Sejumlah Gajah Sumatera (Elephas Maximus Sumatranus) melintasi sungai Tekuana dibawah terowongan gajah yang dibangun di seksi II Tol Pekanbaru – Dumai, Riau pada 10 Februari 2020. ANTARAFOTO/Dok.PT Hutama Karya.

JAKARTA – Sekretaris Forum Konservasi Gajah Indonesia (FKGI), Donny Gunaryadi mengatakan, Gajah Sumatra atau Elephas Maximus Sumatranus di Indonesia kini tengah dalam kondisi kritis dan hampir punah.

Menurutnya, di Sumatra kini terdapat 22 kantong utama populasi gajah yang tersebar di tujuh provinsi. Namun, populasi Gajah Sumatra di sana hanya 928 sampai 1.379 ekor, dengan luas jelajah sekitar 4.674.045.35 hektare (ha).

Berdasarkan hasil analisis, jelasnya, peta sebaran Gajah Sumatera juga sebagian besar atau 85% berada di luar kawasan konservasi. Di mana, terbagi menjadi kawasan hutan produksi dan konservasi dengan jumlah 67%. Kemudian, hutan lindung dengan jumlah 12%. Dan, sisanya 5,6% berada di luar kawasan hutan.

“Dengan kondisi habitat seperti ini, pasti banyak terjadi konflik antara gajah dengan manusia. Ini lah yang menyebabkan jumlah populasi gajah turun secara signifikan,” kata Donny dalam webinar peringatan Hari Gajah Sedunia, Rabu (12/8).

Dikatakan, pada 1980 pernah ada penelitian yang mengatakan bahwa populasi Gajah Sumatera ada sekitar 2.800 sampai 4.800 ekor.

Lalu pada 2007, FKGI melakukan penelitian dengan berbagai metode, dan menemukan angka populasi gajah menurun, yakni hanya sekitar 2.460 sampai 2.900 ekor. Dan sekarang, jauh lebih berkurang, yaitu 928 sampai 1.379 ekor saja.

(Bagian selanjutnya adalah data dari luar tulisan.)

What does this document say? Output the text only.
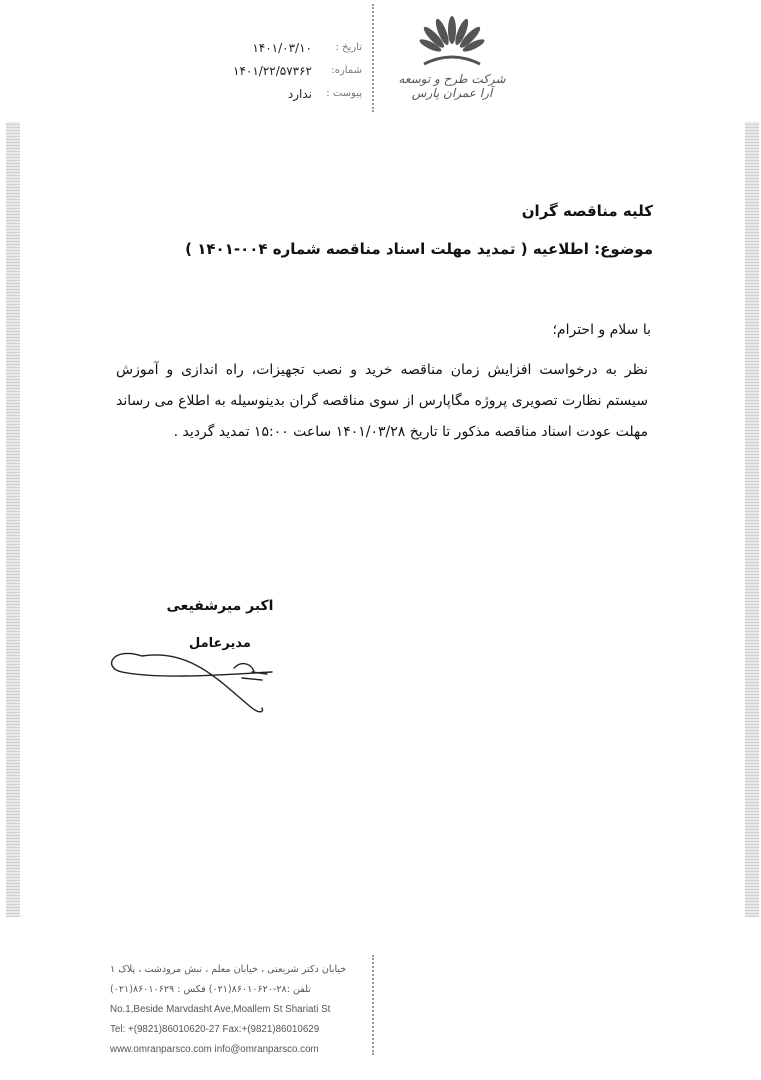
تاریخ :
۱۴۰۱/۰۳/۱۰
شماره:
۱۴۰۱/۲۲/۵۷۳۶۲
پیوست :
ندارد
شرکت طرح و توسعه آرا عمران پارس
کلیه مناقصه گران
موضوع: اطلاعیه ( تمدید مهلت اسناد مناقصه شماره ۰۰۴-۱۴۰۱ )
با سلام و احترام؛
نظر به درخواست افزایش زمان مناقصه خرید و نصب تجهیزات، راه اندازی و آموزش سیستم نظارت تصویری پروژه مگاپارس از سوی مناقصه گران بدینوسیله به اطلاع می رساند مهلت عودت اسناد مناقصه مذکور تا تاریخ ۱۴۰۱/۰۳/۲۸ ساعت ۱۵:۰۰ تمدید گردید .
اکبر میرشفیعی
مدیرعامل
خیابان دکتر شریعتی ، خیابان معلم ، نبش مرودشت ، پلاک ۱
تلفن :۲۸-۸۶۰۱۰۶۲۰(۰۲۱) فکس : ۸۶۰۱۰۶۲۹(۰۲۱)
No.1,Beside Marvdasht Ave,Moallem St Shariati St
Tel: +(9821)86010620-27 Fax:+(9821)86010629
www.omranparsco.com info@omranparsco.com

Donny menilai, ada empat faktor yang menyebabkan punahnya populasi Gajah Sumatera, yakni perburuan, konflik manusia dan gajah, ancaman seperti jerat listrik, dan racun, serta populasi terisolasi.

Maka dari itu, upaya konservasi perlu dukungan politik dari pemangku kepentingan, baik pemerintah pusat maupun daerah.

READ  Mengecewakan! Pedagang Kulit Harimau Sumatera hanya Dihukum Enam Bulan Penjara

Menurutnya, semangat kerja bersama dapat menemukan solusi dalam menjaga keragaman hayati di Indonesia, terutama mengenai tata ruang gajah yang ramah. Terlebih Indonesia telah memiliki Undang-Undang (UU) Nomor 5 Tahun 1990 tentang Konservasi Sumber Daya Alam Hayati dan Ekosistemnya.